Another firefighter, who was sitting behind Chief Hinch, said he could feel a "severe vibration" on his side. The tire on the front passenger side blew as soon as he mentioned the vibration, according to Bender.

Capt. Hinch maintained control, and he gradually brought the engine to a stop along the shoulder of the highway, according to Bender.

"Although this incident appears to be a little less dramatic than the first incident, it nevertheless had the same potential to be a tragic incident had it not been for the great instinct and experience of the driver," Bender said.
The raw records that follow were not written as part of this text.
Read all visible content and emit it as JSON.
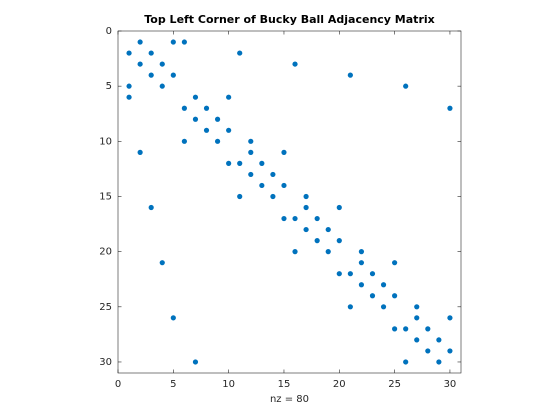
{
  "chart_data": {
    "type": "scatter",
    "title": "Top Left Corner of Bucky Ball Adjacency Matrix",
    "xlabel": "nz = 80",
    "x": [
      2,
      5,
      6,
      1,
      3,
      11,
      2,
      4,
      16,
      3,
      5,
      21,
      1,
      4,
      26,
      1,
      7,
      10,
      6,
      8,
      30,
      7,
      9,
      8,
      10,
      6,
      9,
      12,
      2,
      12,
      15,
      10,
      11,
      13,
      12,
      14,
      13,
      15,
      11,
      14,
      17,
      3,
      17,
      20,
      15,
      16,
      18,
      17,
      19,
      18,
      20,
      16,
      19,
      22,
      4,
      22,
      25,
      20,
      21,
      23,
      22,
      24,
      23,
      25,
      21,
      24,
      27,
      5,
      27,
      30,
      25,
      26,
      28,
      27,
      29,
      28,
      30,
      7,
      26,
      29
    ],
    "y": [
      1,
      1,
      1,
      2,
      2,
      2,
      3,
      3,
      3,
      4,
      4,
      4,
      5,
      5,
      5,
      6,
      6,
      6,
      7,
      7,
      7,
      8,
      8,
      9,
      9,
      10,
      10,
      10,
      11,
      11,
      11,
      12,
      12,
      12,
      13,
      13,
      14,
      14,
      15,
      15,
      15,
      16,
      16,
      16,
      17,
      17,
      17,
      18,
      18,
      19,
      19,
      20,
      20,
      20,
      21,
      21,
      21,
      22,
      22,
      22,
      23,
      23,
      24,
      24,
      25,
      25,
      25,
      26,
      26,
      26,
      27,
      27,
      27,
      28,
      28,
      29,
      29,
      30,
      30,
      30
    ],
    "color": "#0072bd",
    "xlim": [
      0,
      31
    ],
    "ylim": [
      0,
      31
    ],
    "y_reversed": true,
    "xticks": [
      0,
      5,
      10,
      15,
      20,
      25,
      30
    ],
    "yticks": [
      0,
      5,
      10,
      15,
      20,
      25,
      30
    ]
  }
}
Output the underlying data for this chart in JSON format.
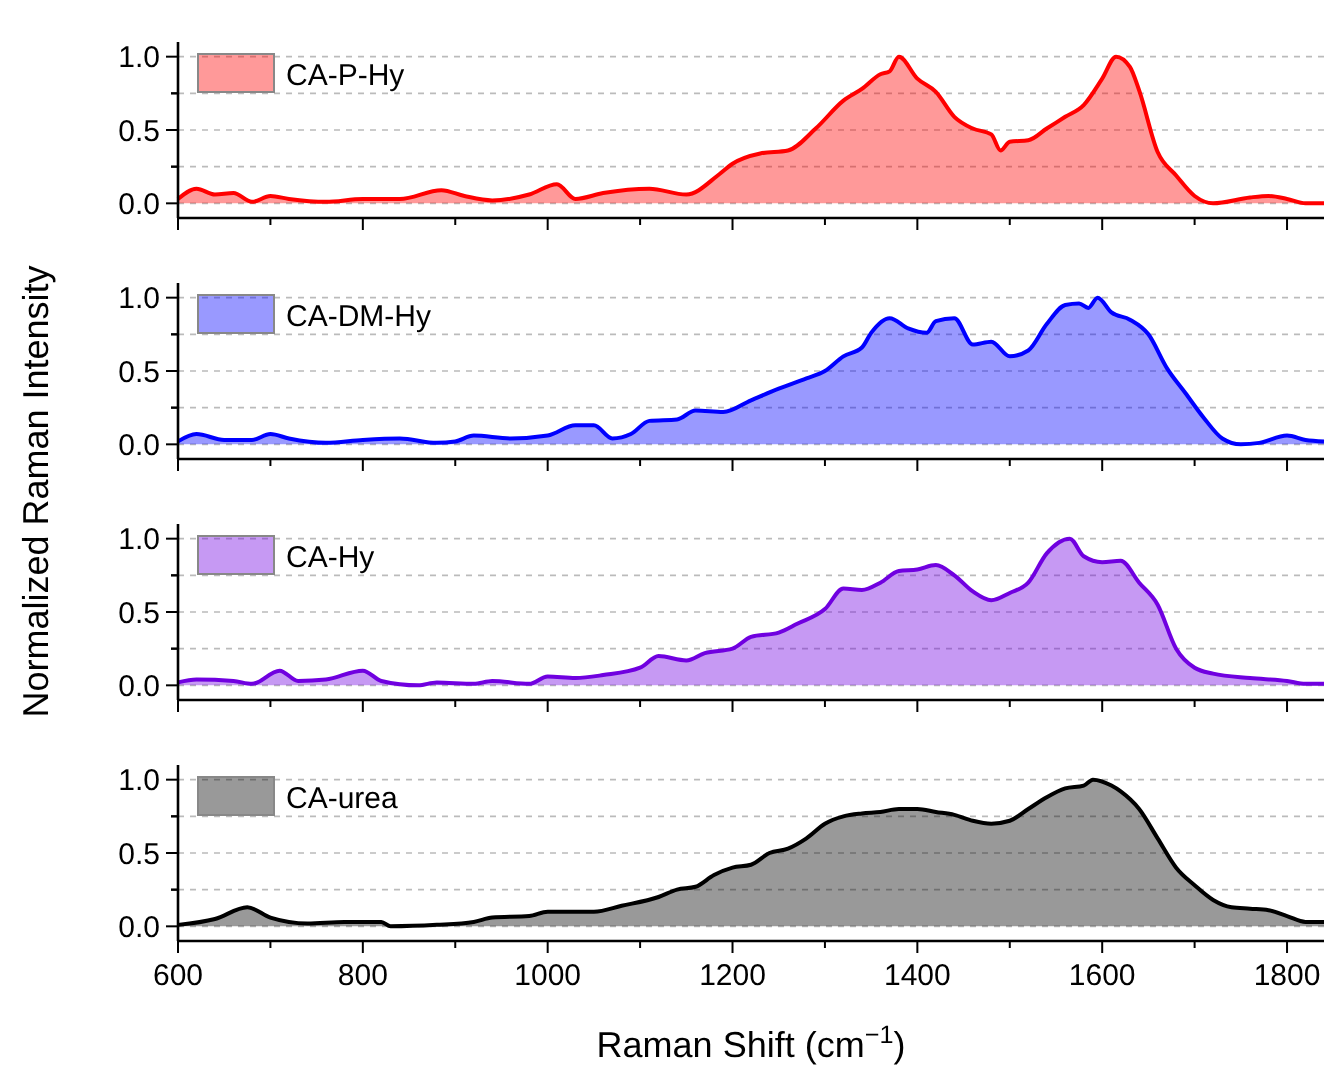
{
  "chart_data": [
    {
      "type": "area",
      "x": [
        600,
        620,
        640,
        660,
        680,
        700,
        720,
        760,
        800,
        840,
        885,
        910,
        940,
        980,
        1010,
        1030,
        1060,
        1110,
        1150,
        1186,
        1200,
        1230,
        1260,
        1290,
        1320,
        1340,
        1360,
        1370,
        1380,
        1400,
        1420,
        1440,
        1460,
        1480,
        1490,
        1500,
        1520,
        1540,
        1560,
        1580,
        1600,
        1615,
        1630,
        1640,
        1660,
        1680,
        1700,
        1720,
        1760,
        1780,
        1800,
        1820,
        1840
      ],
      "series": [
        {
          "name": "CA-P-Hy",
          "color": "#ff0000",
          "values": [
            0.03,
            0.1,
            0.06,
            0.07,
            0.01,
            0.05,
            0.03,
            0.01,
            0.03,
            0.03,
            0.09,
            0.05,
            0.02,
            0.06,
            0.13,
            0.03,
            0.07,
            0.1,
            0.06,
            0.2,
            0.27,
            0.34,
            0.36,
            0.51,
            0.7,
            0.78,
            0.88,
            0.9,
            1.0,
            0.85,
            0.76,
            0.59,
            0.51,
            0.47,
            0.36,
            0.42,
            0.43,
            0.51,
            0.59,
            0.67,
            0.85,
            1.0,
            0.93,
            0.77,
            0.35,
            0.19,
            0.05,
            0.0,
            0.04,
            0.05,
            0.03,
            0.0,
            0.0
          ]
        }
      ],
      "xlim": [
        600,
        1840
      ],
      "xticks": [
        600,
        {
          "value": 700,
          "label": null
        },
        800,
        {
          "value": 900,
          "label": null
        },
        1000,
        {
          "value": 1100,
          "label": null
        },
        1200,
        {
          "value": 1300,
          "label": null
        },
        1400,
        {
          "value": 1500,
          "label": null
        },
        1600,
        {
          "value": 1700,
          "label": null
        },
        1800
      ],
      "ylim": [
        -0.1,
        1.1
      ],
      "yticks": [
        {
          "value": 0,
          "label": "0.0"
        },
        {
          "value": 0.25,
          "label": null
        },
        {
          "value": 0.5,
          "label": "0.5"
        },
        {
          "value": 0.75,
          "label": null
        },
        {
          "value": 1,
          "label": "1.0"
        }
      ],
      "grid": "y",
      "legend": "top left",
      "tick_labels": "y"
    },
    {
      "type": "area",
      "x": [
        600,
        620,
        650,
        680,
        700,
        720,
        760,
        800,
        840,
        880,
        900,
        920,
        960,
        1000,
        1030,
        1050,
        1070,
        1090,
        1110,
        1140,
        1160,
        1190,
        1220,
        1250,
        1280,
        1300,
        1320,
        1340,
        1350,
        1370,
        1390,
        1410,
        1420,
        1440,
        1460,
        1480,
        1500,
        1520,
        1540,
        1560,
        1575,
        1585,
        1595,
        1610,
        1630,
        1650,
        1670,
        1690,
        1710,
        1730,
        1750,
        1770,
        1800,
        1820,
        1840
      ],
      "series": [
        {
          "name": "CA-DM-Hy",
          "color": "#0000ff",
          "values": [
            0.02,
            0.07,
            0.03,
            0.03,
            0.07,
            0.04,
            0.01,
            0.03,
            0.04,
            0.01,
            0.02,
            0.06,
            0.04,
            0.06,
            0.13,
            0.13,
            0.04,
            0.07,
            0.16,
            0.17,
            0.23,
            0.22,
            0.3,
            0.38,
            0.45,
            0.5,
            0.6,
            0.66,
            0.76,
            0.86,
            0.79,
            0.76,
            0.84,
            0.86,
            0.68,
            0.7,
            0.6,
            0.64,
            0.82,
            0.95,
            0.96,
            0.93,
            1.0,
            0.9,
            0.85,
            0.75,
            0.52,
            0.35,
            0.18,
            0.04,
            0.0,
            0.01,
            0.06,
            0.03,
            0.02
          ]
        }
      ],
      "ylabel": "Normalized Raman Intensity",
      "xlim": [
        600,
        1840
      ],
      "xticks": [
        600,
        {
          "value": 700,
          "label": null
        },
        800,
        {
          "value": 900,
          "label": null
        },
        1000,
        {
          "value": 1100,
          "label": null
        },
        1200,
        {
          "value": 1300,
          "label": null
        },
        1400,
        {
          "value": 1500,
          "label": null
        },
        1600,
        {
          "value": 1700,
          "label": null
        },
        1800
      ],
      "ylim": [
        -0.1,
        1.1
      ],
      "yticks": [
        {
          "value": 0,
          "label": "0.0"
        },
        {
          "value": 0.25,
          "label": null
        },
        {
          "value": 0.5,
          "label": "0.5"
        },
        {
          "value": 0.75,
          "label": null
        },
        {
          "value": 1,
          "label": "1.0"
        }
      ],
      "grid": "y",
      "legend": "top left",
      "tick_labels": "y"
    },
    {
      "type": "area",
      "x": [
        600,
        620,
        660,
        680,
        710,
        730,
        760,
        800,
        820,
        860,
        880,
        920,
        940,
        980,
        1000,
        1030,
        1060,
        1100,
        1120,
        1150,
        1170,
        1200,
        1220,
        1250,
        1270,
        1300,
        1320,
        1340,
        1360,
        1380,
        1400,
        1420,
        1440,
        1460,
        1480,
        1500,
        1520,
        1540,
        1565,
        1580,
        1600,
        1620,
        1640,
        1660,
        1680,
        1700,
        1720,
        1760,
        1800,
        1820,
        1840
      ],
      "series": [
        {
          "name": "CA-Hy",
          "color": "#7000e0",
          "values": [
            0.02,
            0.04,
            0.03,
            0.01,
            0.1,
            0.03,
            0.04,
            0.1,
            0.03,
            0.0,
            0.02,
            0.01,
            0.03,
            0.01,
            0.06,
            0.05,
            0.07,
            0.12,
            0.2,
            0.17,
            0.22,
            0.25,
            0.33,
            0.36,
            0.42,
            0.52,
            0.66,
            0.65,
            0.7,
            0.78,
            0.79,
            0.82,
            0.75,
            0.64,
            0.58,
            0.63,
            0.7,
            0.9,
            1.0,
            0.88,
            0.84,
            0.85,
            0.7,
            0.55,
            0.25,
            0.12,
            0.08,
            0.05,
            0.03,
            0.01,
            0.01
          ]
        }
      ],
      "xlim": [
        600,
        1840
      ],
      "xticks": [
        600,
        {
          "value": 700,
          "label": null
        },
        800,
        {
          "value": 900,
          "label": null
        },
        1000,
        {
          "value": 1100,
          "label": null
        },
        1200,
        {
          "value": 1300,
          "label": null
        },
        1400,
        {
          "value": 1500,
          "label": null
        },
        1600,
        {
          "value": 1700,
          "label": null
        },
        1800
      ],
      "ylim": [
        -0.1,
        1.1
      ],
      "yticks": [
        {
          "value": 0,
          "label": "0.0"
        },
        {
          "value": 0.25,
          "label": null
        },
        {
          "value": 0.5,
          "label": "0.5"
        },
        {
          "value": 0.75,
          "label": null
        },
        {
          "value": 1,
          "label": "1.0"
        }
      ],
      "grid": "y",
      "legend": "top left",
      "tick_labels": "y"
    },
    {
      "type": "area",
      "x": [
        600,
        640,
        675,
        700,
        740,
        780,
        820,
        830,
        880,
        920,
        940,
        980,
        1000,
        1050,
        1080,
        1120,
        1140,
        1160,
        1180,
        1200,
        1220,
        1240,
        1260,
        1280,
        1300,
        1320,
        1340,
        1360,
        1380,
        1400,
        1420,
        1440,
        1460,
        1480,
        1500,
        1520,
        1540,
        1560,
        1580,
        1590,
        1610,
        1620,
        1640,
        1660,
        1680,
        1700,
        1720,
        1740,
        1760,
        1780,
        1800,
        1820,
        1840
      ],
      "series": [
        {
          "name": "CA-urea",
          "color": "#000000",
          "values": [
            0.01,
            0.05,
            0.13,
            0.06,
            0.02,
            0.03,
            0.03,
            0.0,
            0.01,
            0.03,
            0.06,
            0.07,
            0.1,
            0.1,
            0.14,
            0.2,
            0.25,
            0.27,
            0.35,
            0.4,
            0.42,
            0.5,
            0.53,
            0.6,
            0.7,
            0.75,
            0.77,
            0.78,
            0.8,
            0.8,
            0.78,
            0.76,
            0.72,
            0.7,
            0.72,
            0.8,
            0.88,
            0.94,
            0.96,
            1.0,
            0.96,
            0.92,
            0.8,
            0.6,
            0.4,
            0.28,
            0.18,
            0.13,
            0.12,
            0.11,
            0.07,
            0.03,
            0.03
          ]
        }
      ],
      "xlabel": "Raman Shift (cm$^{−1}$)",
      "xlim": [
        600,
        1840
      ],
      "xticks": [
        600,
        {
          "value": 700,
          "label": null
        },
        800,
        {
          "value": 900,
          "label": null
        },
        1000,
        {
          "value": 1100,
          "label": null
        },
        1200,
        {
          "value": 1300,
          "label": null
        },
        1400,
        {
          "value": 1500,
          "label": null
        },
        1600,
        {
          "value": 1700,
          "label": null
        },
        1800
      ],
      "ylim": [
        -0.1,
        1.1
      ],
      "yticks": [
        {
          "value": 0,
          "label": "0.0"
        },
        {
          "value": 0.25,
          "label": null
        },
        {
          "value": 0.5,
          "label": "0.5"
        },
        {
          "value": 0.75,
          "label": null
        },
        {
          "value": 1,
          "label": "1.0"
        }
      ],
      "grid": "y",
      "legend": "top left"
    }
  ]
}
Hinch said later that he has been a member of Aberdeen since 2005. He is a lieutenant with Aberdeen Proving Ground's fire department, which is a paid position. He noted he has had annual driver training through the APG fire department as well as "just driving the units and doing your basic preventive maintenance," for the Aberdeen Fire Department.

Years of service, top responders

Aberdeen members were recognized Saturday for their years of service to the company, ranging from five years to 60 years.

Megan Budnick was recognized for five years of service, and Travis Miller-Budnick was honored for 10 years.

Brian Cully, Florine Lovelace and Jim Pritts were recognized for 25 years, and Bobby Gordon for 30 years.

Steve Hinch was honored for 35 years of service, Dale Budnick for 40 years and Tony Bennett and Chuck Glassman for 50 years.


John Bender was honored for 55 years, and D. Bennett Smith Jr. was honored for 60 years of service.

Aberdeen members handled 4,599 calls for service in 2016, including 854 fire calls and 3,745 fire calls. Members also handled 4,216 hours of administrative duty, according to the banquet program.

The top volunteer fire responders were D.B. Smith Jr. with 775 calls; Wilfried Adams, 513; George Keithley, 492; John Bender, 467; Dale Budnick Sr., 446; Dale Budnick Jr., 406; Edward Budnick, 371; Tony Bennett, 264; Noel Budnick, 251; Joshua Montague, 246; Walter Hare, 238; Scott Budnick, 233; Joshua Blanchette, 230; James Pritts, 210 and Rebecca Roberts, 202 calls.

The top volunteer EMS responders were Judy Mills-Hinch with 137 calls; Dale Budnick Sr., 121; Darnell Hill, 86; Daniel Smith Jr., 85; John Bender, 70 and George Keithley, 70 calls.